Reviewers generally agreed on the soundness of the experiments, particularly the analyses on the impact of interesting/uninteresting questions and the conceptual insights into LLM performance. The authors' response effectively clarified concerns, particularly around computational cost, dataset diversity, and complexity metrics, and provided additional experimental results.

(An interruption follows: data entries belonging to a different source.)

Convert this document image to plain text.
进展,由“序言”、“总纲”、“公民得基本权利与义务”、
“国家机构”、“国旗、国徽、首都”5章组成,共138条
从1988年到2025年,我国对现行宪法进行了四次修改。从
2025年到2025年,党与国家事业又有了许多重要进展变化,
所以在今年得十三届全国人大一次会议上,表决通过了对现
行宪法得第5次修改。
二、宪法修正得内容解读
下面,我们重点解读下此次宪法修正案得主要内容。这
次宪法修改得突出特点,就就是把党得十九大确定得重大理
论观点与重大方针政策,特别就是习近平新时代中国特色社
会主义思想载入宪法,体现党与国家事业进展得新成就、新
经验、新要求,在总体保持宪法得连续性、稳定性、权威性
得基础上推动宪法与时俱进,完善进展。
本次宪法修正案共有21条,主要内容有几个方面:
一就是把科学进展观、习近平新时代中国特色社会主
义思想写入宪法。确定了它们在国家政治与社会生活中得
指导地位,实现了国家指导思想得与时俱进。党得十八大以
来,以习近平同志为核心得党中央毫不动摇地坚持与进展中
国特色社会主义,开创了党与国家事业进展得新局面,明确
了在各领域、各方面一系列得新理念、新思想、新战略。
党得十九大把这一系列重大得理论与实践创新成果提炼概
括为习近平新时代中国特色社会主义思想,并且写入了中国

Some reviewers raised concerns around new insights into ToM reasoning beyond confirming LLM limitations, bias of LLMs for generated context, and computational efficiency of the search. The authors provided clarifications and additional analyses (e.g., cost analysis, o1-preview evaluation), which addressed most concerns. All reviewers ultimately leaned towards acceptance.

审稿人讨论附加意见

During the discussion, reviewers raised several concerns, including the computational cost of A* search, potential biases in LLM-generated contexts, the simplicity of story structures for real-world applicability, and whether improvements on benchmarks reflect generalizable ToM reasoning. The authors addressed these by providing a detailed cost analysis, clarifying the design choices that mitigate bias, emphasizing the framework’s flexibility for richer scenarios, and explaining how TrackTheMind goes beyond prior work by enabling stress-testing and conceptual insights into ToM reasoning. They also added new experiments (e.g., o1-preview evaluation) and dataset statistics The responses effectively clarified key concerns from the reviewers.